Back when I was 4, my dad would occasionally take me with him to work on the weekends. I don’t know if he did it as a way to skirt daycare or because he just loved having me around (I think I know the answer, but it doesn’t matter). Point is, I would often entertain myself playing PC games on his backup computer in the backroom. I was 4 and didn’t know what I was doing or how to win basic problems, but I amused myself all the same.
One day, I got super stumped with one level on Lemmings, and left to enlist my dad for help. He wasn’t in his office, so I checked around the building and eventually found him with one of his coworkers getting really close. I don’t really remember this specifically because I was a clueless child
![Shrug :shrug:](./images/smilies/shrug2.gif)
All I remember is not getting help and going back to the game in the backroom no closer than I was.
Fast forward to that night when I got home and my mom asked me how the day with dad was, and I relayed the day’s events: getting a scratch off lottery ticket at the convenience store, eating some candy, playing and losing Lemmings, seeing my dad kiss the pretty girl, and seeing a cute dog on the street.

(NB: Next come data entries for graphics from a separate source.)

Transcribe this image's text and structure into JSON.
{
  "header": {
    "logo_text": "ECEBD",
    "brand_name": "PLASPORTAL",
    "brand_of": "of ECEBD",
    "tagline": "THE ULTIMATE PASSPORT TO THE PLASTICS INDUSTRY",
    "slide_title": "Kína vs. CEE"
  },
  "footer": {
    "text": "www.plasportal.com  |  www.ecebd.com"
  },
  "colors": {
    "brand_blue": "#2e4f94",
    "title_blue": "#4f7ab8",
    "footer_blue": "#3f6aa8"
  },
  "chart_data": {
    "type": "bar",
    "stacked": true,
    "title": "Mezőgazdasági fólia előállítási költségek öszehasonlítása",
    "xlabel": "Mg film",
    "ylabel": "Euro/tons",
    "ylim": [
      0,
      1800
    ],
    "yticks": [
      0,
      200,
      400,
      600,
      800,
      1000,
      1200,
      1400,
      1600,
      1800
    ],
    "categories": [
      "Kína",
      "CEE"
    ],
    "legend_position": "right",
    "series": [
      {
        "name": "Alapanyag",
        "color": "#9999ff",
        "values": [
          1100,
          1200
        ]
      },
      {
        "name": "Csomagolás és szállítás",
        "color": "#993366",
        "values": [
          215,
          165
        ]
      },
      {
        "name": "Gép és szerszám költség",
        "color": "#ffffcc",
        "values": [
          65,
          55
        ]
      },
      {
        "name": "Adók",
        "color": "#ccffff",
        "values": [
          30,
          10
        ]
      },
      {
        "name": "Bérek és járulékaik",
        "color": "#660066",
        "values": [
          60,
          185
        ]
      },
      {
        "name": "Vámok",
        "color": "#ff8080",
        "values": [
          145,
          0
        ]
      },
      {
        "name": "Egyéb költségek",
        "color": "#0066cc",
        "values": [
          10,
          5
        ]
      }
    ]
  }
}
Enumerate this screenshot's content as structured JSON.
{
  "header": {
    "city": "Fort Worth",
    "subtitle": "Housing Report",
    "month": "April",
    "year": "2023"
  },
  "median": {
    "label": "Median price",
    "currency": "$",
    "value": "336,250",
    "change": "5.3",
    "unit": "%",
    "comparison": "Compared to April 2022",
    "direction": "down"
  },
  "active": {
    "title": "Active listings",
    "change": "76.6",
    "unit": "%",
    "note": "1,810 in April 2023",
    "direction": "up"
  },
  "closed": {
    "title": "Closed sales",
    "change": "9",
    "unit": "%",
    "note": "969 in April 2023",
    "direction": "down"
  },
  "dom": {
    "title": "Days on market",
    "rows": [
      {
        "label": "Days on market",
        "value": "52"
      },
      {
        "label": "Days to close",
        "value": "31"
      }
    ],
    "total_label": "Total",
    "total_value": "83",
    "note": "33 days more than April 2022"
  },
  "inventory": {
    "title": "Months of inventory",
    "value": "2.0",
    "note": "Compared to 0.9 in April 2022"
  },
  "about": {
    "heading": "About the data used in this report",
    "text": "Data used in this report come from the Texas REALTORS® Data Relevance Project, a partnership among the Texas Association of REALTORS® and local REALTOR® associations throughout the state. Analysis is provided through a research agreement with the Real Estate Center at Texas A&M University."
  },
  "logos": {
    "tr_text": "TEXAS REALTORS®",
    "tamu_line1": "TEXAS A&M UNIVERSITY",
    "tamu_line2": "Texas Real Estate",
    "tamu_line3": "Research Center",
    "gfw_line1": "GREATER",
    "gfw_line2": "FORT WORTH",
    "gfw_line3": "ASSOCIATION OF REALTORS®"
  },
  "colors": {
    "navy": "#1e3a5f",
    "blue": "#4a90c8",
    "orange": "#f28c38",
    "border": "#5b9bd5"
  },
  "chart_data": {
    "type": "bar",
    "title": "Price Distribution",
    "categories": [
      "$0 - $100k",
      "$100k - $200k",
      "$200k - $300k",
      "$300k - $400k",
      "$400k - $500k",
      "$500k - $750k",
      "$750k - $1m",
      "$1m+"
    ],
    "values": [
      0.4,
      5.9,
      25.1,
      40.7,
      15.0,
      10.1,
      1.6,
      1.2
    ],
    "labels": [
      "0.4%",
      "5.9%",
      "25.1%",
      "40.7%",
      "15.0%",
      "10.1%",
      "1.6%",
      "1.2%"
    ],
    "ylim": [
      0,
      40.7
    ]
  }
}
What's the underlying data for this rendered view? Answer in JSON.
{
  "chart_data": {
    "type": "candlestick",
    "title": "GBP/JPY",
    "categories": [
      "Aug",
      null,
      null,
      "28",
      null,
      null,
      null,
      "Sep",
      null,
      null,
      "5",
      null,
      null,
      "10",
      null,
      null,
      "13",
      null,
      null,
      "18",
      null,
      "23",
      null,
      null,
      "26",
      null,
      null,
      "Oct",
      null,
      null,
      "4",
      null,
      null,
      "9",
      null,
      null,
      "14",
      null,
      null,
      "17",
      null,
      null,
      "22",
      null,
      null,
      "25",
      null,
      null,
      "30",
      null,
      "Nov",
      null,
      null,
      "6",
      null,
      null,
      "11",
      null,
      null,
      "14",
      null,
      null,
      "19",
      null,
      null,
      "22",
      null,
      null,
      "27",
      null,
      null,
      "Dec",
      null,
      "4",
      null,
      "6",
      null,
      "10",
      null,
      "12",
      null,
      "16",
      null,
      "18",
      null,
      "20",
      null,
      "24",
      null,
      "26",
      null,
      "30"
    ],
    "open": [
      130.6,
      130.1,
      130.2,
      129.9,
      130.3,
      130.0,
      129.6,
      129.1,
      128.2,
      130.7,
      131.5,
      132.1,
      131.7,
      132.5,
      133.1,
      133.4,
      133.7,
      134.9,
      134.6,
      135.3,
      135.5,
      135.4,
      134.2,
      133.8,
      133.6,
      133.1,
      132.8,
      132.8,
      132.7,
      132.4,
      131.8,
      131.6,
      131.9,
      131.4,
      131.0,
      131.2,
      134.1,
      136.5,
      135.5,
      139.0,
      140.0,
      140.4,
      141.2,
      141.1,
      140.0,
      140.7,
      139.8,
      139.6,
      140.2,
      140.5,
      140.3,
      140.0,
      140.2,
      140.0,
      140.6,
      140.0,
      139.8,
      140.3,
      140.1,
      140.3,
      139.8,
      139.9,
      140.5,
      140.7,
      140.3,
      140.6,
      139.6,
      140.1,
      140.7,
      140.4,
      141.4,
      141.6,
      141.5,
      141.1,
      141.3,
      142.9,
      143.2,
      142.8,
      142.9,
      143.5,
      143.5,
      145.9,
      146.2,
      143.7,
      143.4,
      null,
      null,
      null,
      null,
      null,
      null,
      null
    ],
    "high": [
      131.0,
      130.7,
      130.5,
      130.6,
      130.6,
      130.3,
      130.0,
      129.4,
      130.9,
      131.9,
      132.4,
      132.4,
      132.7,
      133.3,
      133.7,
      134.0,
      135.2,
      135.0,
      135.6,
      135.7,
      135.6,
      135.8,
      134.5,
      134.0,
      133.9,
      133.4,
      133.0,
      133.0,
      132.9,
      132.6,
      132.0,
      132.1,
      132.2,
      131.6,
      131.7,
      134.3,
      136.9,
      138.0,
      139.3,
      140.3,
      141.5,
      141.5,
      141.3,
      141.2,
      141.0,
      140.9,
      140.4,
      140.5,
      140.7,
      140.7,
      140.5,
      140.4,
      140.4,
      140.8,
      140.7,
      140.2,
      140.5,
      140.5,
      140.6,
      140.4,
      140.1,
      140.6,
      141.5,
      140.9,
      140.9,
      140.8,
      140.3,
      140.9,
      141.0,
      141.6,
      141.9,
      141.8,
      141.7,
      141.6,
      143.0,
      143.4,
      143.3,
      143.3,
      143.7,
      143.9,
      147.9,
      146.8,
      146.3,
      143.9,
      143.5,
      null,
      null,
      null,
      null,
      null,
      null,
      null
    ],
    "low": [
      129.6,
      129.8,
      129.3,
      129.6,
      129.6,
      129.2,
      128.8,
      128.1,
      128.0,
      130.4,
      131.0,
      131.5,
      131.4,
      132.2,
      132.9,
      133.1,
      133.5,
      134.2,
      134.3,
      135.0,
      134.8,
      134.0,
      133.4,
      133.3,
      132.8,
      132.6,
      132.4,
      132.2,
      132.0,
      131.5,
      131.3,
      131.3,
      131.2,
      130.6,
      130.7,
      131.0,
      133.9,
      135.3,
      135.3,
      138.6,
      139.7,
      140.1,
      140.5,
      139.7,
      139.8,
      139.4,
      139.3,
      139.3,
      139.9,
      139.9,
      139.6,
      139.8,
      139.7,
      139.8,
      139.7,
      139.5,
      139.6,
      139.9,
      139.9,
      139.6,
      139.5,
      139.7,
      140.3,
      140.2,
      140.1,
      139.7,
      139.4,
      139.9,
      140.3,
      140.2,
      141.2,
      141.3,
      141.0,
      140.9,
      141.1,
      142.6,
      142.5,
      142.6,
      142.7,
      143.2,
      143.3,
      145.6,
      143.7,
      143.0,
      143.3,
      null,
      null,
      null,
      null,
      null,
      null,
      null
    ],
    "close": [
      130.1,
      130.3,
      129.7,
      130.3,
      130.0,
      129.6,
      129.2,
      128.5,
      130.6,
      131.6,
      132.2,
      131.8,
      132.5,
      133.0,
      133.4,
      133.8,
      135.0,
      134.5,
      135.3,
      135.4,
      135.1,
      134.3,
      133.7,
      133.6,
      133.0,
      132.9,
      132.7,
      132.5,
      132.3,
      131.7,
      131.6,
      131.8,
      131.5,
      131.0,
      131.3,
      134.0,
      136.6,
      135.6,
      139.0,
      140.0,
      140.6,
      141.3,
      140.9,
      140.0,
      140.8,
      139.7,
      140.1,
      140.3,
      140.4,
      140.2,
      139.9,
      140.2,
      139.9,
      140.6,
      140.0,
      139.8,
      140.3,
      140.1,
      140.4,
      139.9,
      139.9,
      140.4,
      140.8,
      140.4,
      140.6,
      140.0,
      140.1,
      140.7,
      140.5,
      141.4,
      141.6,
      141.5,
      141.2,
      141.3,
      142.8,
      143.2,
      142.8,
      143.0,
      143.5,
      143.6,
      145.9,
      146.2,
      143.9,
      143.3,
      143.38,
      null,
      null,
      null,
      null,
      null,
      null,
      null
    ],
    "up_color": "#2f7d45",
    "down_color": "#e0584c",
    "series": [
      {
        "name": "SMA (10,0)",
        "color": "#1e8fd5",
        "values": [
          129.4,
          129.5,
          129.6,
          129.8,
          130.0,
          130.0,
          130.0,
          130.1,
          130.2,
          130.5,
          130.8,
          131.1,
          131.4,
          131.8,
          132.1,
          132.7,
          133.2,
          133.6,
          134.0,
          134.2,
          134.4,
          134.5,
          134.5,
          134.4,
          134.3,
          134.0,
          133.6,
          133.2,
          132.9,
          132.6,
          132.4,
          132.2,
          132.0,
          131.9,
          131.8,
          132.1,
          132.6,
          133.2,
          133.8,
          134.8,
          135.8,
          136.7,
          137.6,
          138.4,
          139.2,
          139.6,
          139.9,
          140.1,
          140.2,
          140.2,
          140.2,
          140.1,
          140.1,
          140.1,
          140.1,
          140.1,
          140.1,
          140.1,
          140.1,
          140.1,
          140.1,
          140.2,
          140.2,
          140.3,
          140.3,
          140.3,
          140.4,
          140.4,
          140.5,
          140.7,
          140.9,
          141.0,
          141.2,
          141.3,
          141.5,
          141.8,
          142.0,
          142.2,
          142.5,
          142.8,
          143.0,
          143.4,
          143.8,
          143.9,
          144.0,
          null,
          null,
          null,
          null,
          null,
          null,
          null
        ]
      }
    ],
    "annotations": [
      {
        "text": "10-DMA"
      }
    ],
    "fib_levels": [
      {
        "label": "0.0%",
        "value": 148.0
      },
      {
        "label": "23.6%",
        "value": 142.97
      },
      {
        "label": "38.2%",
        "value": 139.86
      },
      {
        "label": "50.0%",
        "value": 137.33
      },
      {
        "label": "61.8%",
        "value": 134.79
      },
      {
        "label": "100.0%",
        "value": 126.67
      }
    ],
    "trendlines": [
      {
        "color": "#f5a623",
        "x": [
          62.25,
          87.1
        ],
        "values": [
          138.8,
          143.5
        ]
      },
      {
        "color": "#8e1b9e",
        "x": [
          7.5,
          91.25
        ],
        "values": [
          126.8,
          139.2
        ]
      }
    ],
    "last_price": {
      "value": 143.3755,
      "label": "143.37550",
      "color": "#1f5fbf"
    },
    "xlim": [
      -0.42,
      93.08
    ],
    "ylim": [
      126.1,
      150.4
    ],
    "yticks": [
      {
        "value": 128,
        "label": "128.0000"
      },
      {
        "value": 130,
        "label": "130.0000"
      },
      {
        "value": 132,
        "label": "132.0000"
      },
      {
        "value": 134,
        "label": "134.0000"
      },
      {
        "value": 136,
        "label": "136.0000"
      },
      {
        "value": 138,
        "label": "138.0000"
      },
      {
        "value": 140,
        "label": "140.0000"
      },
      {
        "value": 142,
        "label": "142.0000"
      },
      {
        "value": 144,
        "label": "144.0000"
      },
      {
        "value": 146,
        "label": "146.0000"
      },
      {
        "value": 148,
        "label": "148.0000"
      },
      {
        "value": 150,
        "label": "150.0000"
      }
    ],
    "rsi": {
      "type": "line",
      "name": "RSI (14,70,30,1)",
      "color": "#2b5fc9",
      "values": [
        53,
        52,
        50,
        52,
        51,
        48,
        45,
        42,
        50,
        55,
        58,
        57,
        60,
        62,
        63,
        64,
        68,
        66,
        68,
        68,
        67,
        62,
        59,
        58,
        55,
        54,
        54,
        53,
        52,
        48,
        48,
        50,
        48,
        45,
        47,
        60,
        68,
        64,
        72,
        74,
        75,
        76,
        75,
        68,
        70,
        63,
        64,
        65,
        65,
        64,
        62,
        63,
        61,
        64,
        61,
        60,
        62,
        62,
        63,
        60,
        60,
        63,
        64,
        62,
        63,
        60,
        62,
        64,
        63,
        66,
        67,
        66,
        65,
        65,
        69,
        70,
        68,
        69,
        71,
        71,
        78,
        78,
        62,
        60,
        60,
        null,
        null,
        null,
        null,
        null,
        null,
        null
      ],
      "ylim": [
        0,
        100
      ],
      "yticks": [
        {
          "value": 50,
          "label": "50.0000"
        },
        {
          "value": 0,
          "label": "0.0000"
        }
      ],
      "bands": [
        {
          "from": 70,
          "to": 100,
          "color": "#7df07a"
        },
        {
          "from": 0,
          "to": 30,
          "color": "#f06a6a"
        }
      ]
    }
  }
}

I remember my mom getting a very weird look in her eye and I knew I said something funny. I didn’t know what it was, but my mom found it extremely interesting. I didn’t ask any questions though. Part of the fun was figuring out the game. But over the next few days, I would occasionally mention the day’s happenings to my mom in passing again just to see what got a rise- “We should get a cute dog” / “if you want, I can show you how to play Lemmings” / “I LOOOOOOOVE candy!” to no reaction.
Anyway, long story short- he moved out and guessing what was wrong without asking wasn’t as fun in the long run. I ask more questions these days because I figure it’s better to be informed than to be drifting in ignorant cotton candy land. This entire experience went over my head for years and is something my mom never readily explained to me until much later, which on one hand I appreciate so my young brain didn’t have to comprehend. On the other, I should’ve just asked why it was a problem, because I think I was still old enough to understand that wasn’t an appropriate thing to do in a healthy relationship.